In fairness, people also associate Amsterdam with bicycles. There were a lot of those, which seems healthy. They were older style and lower tech that the ones you see in Helsinki but they had heavier lock chains. I guess the moment your bike stands out of the others, the probability of your bike getting stolen increases significantly, so everyone wants to have the same kind of bike. One guy wanted to sell me a bicycle on the street, which I didn’t like.

On Wednesday the weather was very nice even though it rained late at night. On Thursday it was colder, but the weather was still nice, because I had appropriate clothing. On Friday the weather was terrible. In the morning it rained heavily and my shoes, lower parts of my jeans and my jacket got soaked. It was very windy the whole day.

Next year, XTech will take place in Paris.

Random Observations

The Closing Keynotes

Jeff Barr of Amazon gave a closing keynote on Amazon’s Mechanical Turk service. (Yes, it appears they have gotten the name into production past the corporate political correctness police.) The Mechanical Turk is a service that allows software to delegate tasks that require human intelligence to actual humans. For example, if you have a catalog of photos of chairs and tables, you can have humans tell you which are which. Another example is transcribing podcasts and reviewing transcripts.

As an idea this makes a lot of sense. There are some tasks that are best handled by humans even if the tasks are so boring that a software developer would intuitively want a machine to take care of them. I guess there isn’t even anything inherently wrong about hiring people to carry out boring work, even if software developers tend to prefer less boring (even if harder) work. (Here people aren’t hired. They just pick tasks from a Web page and get paid on a per-task basis. Not having to hire people was advertised as a benefit.)

However, what gave at least me an uneasy feeling was how little the people who carry out the tasks get paid. The speaker even touted as a presumably good thing how much people are willing to do for as little as one cent. I did some quick approximative math in my head based on the sample tasks and figured that the pay is really lousy. (Yes, I have done useful work without pay myself, but the intrinsic satisfaction of the tasks in those cases has been very different form the tasks available on the Mechanical Turk and my own interests have been the deciding factor in what to do.)

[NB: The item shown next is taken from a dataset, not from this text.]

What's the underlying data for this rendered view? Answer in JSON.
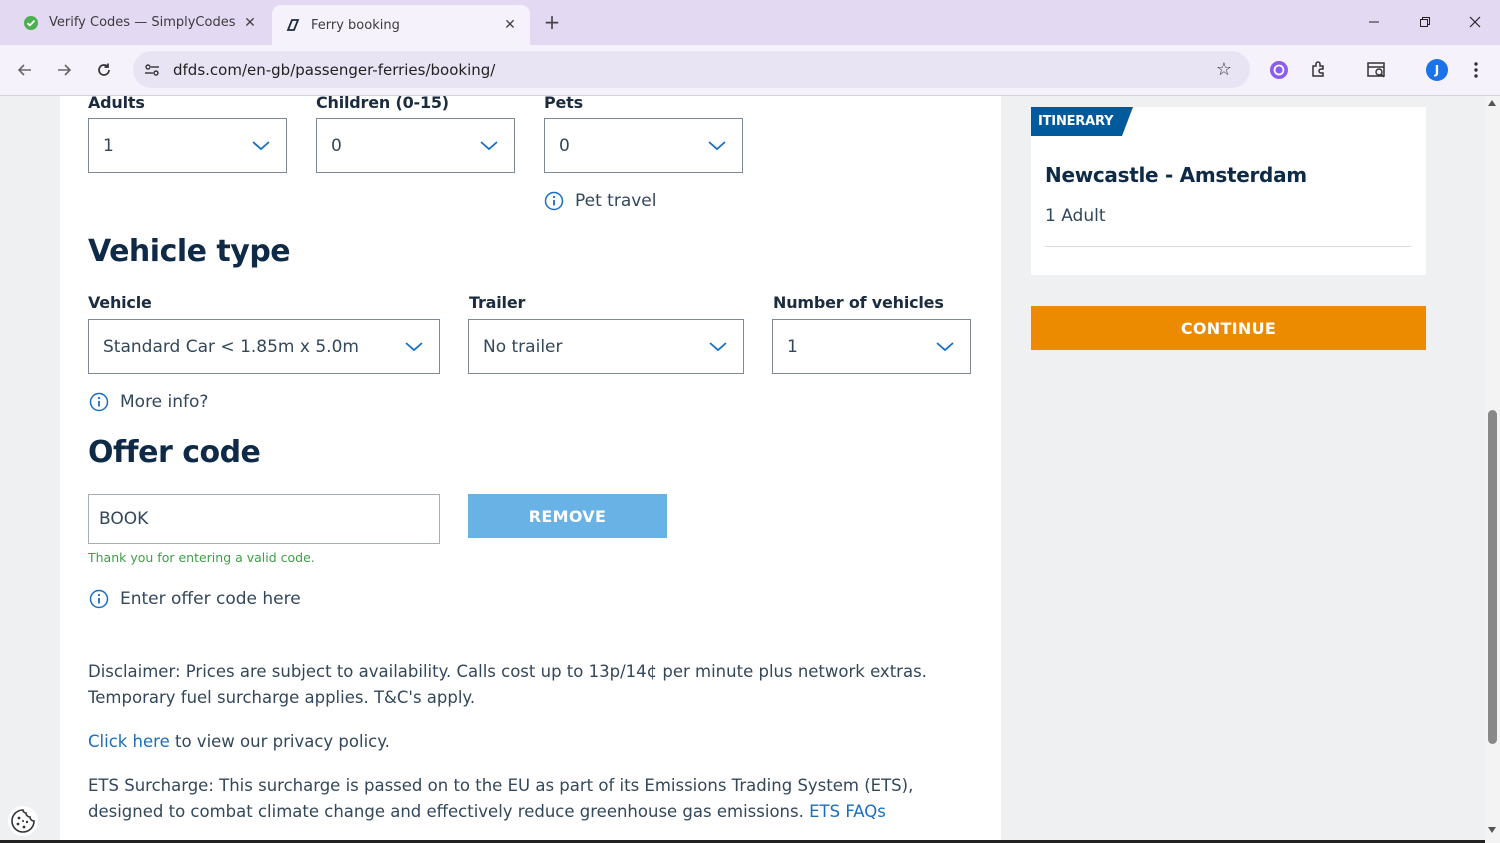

After the presentation, there was one question about REST and SOAP. Otherwise, the questions concerned labor issues. One person asked how can someone who submits tasks to the service know that tax laws aren’t being violated. I asked two questions: What country are the transcriptionists in who are willing to transcribe podcasts for the little money offered? How much did Amazon offer for a task that required the person to be a software developer? Barr dodged both questions leaving them unanswered. (I guess he did not want to say “United States”.) He did, however, say that this is market economy at work and no one is forced to do anything. Another person asked about screening for child labor. Barr replied that participation requires an Amazon account, which requires a credit card and kids don’t have those. Yet, earlier he had said that the Mechanical Turk is banned at his son’s school.

Brendan Eich gave the main closing Keynote on JavaScript 2.0. Lots of interesting technical stuff. The slides are available, so I don’t try to summarize. A few points, though: JS 2.0 will be compatible with JS 1.x but won’t be compatible with a previous 2.0 proposal implemented in JScript.Net. Spidermonkey will get the new stuff (obviously). Opera is on board. It is not clear whether Rhino is. E4X won’t be a part of the core spec.

Conclusions

The conference was well worth attending. I am very happy that I went there. Last year I felt I was missing out on something important. I’m hoping to go to Paris next year.